Mrs. Wiseman and Miss Jameson drove Mrs. Maurier moaning and wringing her hands from the galley and prepared lunch — grapefruit again, disguised thinly.

“We have so many of them,” the hostess apologized helplessly. “And the steward gone. . We are aground, too, you see,” she explained.

“Oh, we can stand a little hardship, I guess,” Fairchild reassured her jovially. “The race hasn’t degenerated that far. In a book, now, it would be kind of terrible; if you forced characters in a book to eat as much grapefruit as we do, both the art boys and the humanitarians would stand on their hind legs and howl. But in real life — In life, anything might happen; in actual life people will do anything. It’s only in books that people must function according to arbitrary rules of conduct and probability; it’s only in books that events must never flout credulity.”

“That’s true,” Mrs. Wiseman agreed. “People’s characters, when writers delineate them by revealing their likings and dislikings, always appear so perfect, so inevitably consistent, but in li—”

“That’s why literature is art and biology isn’t,” her brother interrupted. “A character in a book must be consistent in all things, while man is consistent in one thing only: he is consistently vain. It’s his vanity alone which keeps his particles damp and adhering one to another, instead of like any other handful of dust which any wind that passes can disseminate.”

“In other words, he is consistently inconsistent,” Mark Frost recapitulated.

“I guess so,” the Semitic man replied. “Whatever that means. . But what were you saying, Eva?”

“I was thinking of how book people, when you find them in real life, have such a perverse and disconcerting way of liking and disliking the wrong things. For instance, Dorothy here. Suppose you were drawing Dorothy’s character in a novel, Dawson. Any writer would give her a liking for blue jewelry: white gold, and platinum, and sapphires in dull silver — you know. Wouldn’t you do that?”

“Why, yes, so I would,” Fairchild agreed with interest. “She would like blue things, sure enough.”

“And then,” the other continued, “music. You’d say she would like Grieg, and those other cold mad northern people with icewater in their veins, wouldn’t you?”

“Yes,” Fairchild agreed again, thinking immediately of Ibsen and the Peer Gynt legend and remembering a sonnet of Siegfried Sassoon’s about Sibelius that he had once read in a magazine. “That’s what she would like.”

“Should like,” Mrs.
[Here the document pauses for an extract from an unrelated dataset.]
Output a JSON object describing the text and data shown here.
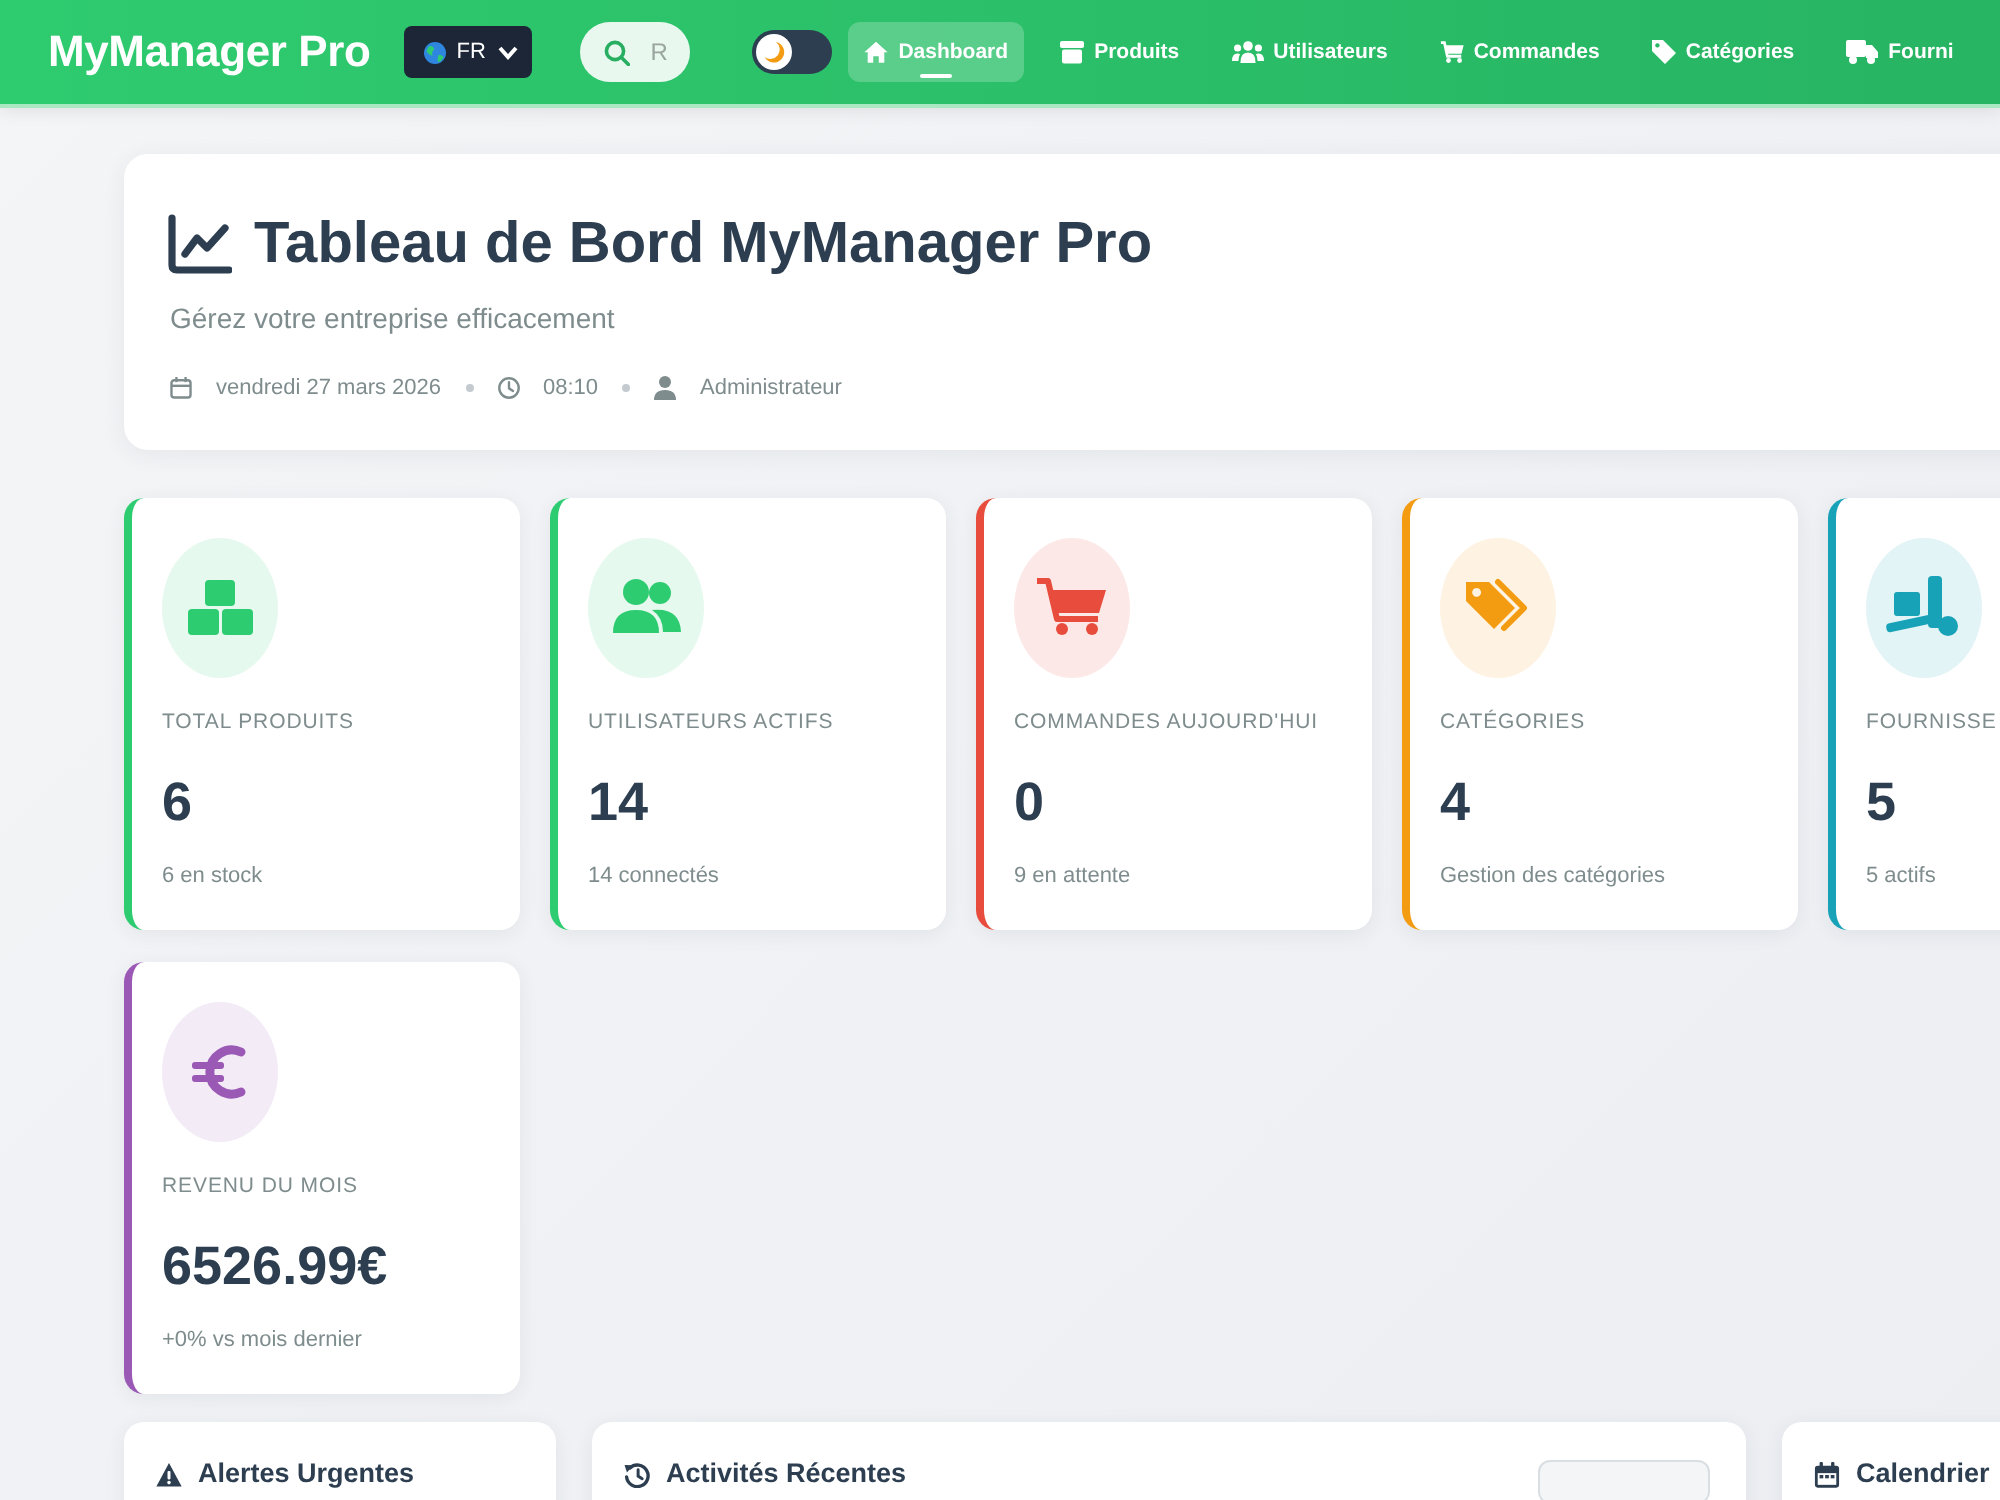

Wiseman corrected. “For the sake of esthetic consistency. But I bet you are wrong. Isn’t he, Dorothy?”

“Why, yes,” Miss Jameson replied. “I always liked Chopin.”

Mrs. Wiseman shrugged: a graceful dark gesture. “And there you are. That’s what makes art so discouraging. You come to expect anything associated with and dependent on the actions of man to be discouraging. But it always shocks me to learn that art also depends on population, on the herd instinct just as much as manufacturing automobiles or stockings does—”

“Only they can’t advertise art by means of women’s legs yet,” Mark Frost interrupted.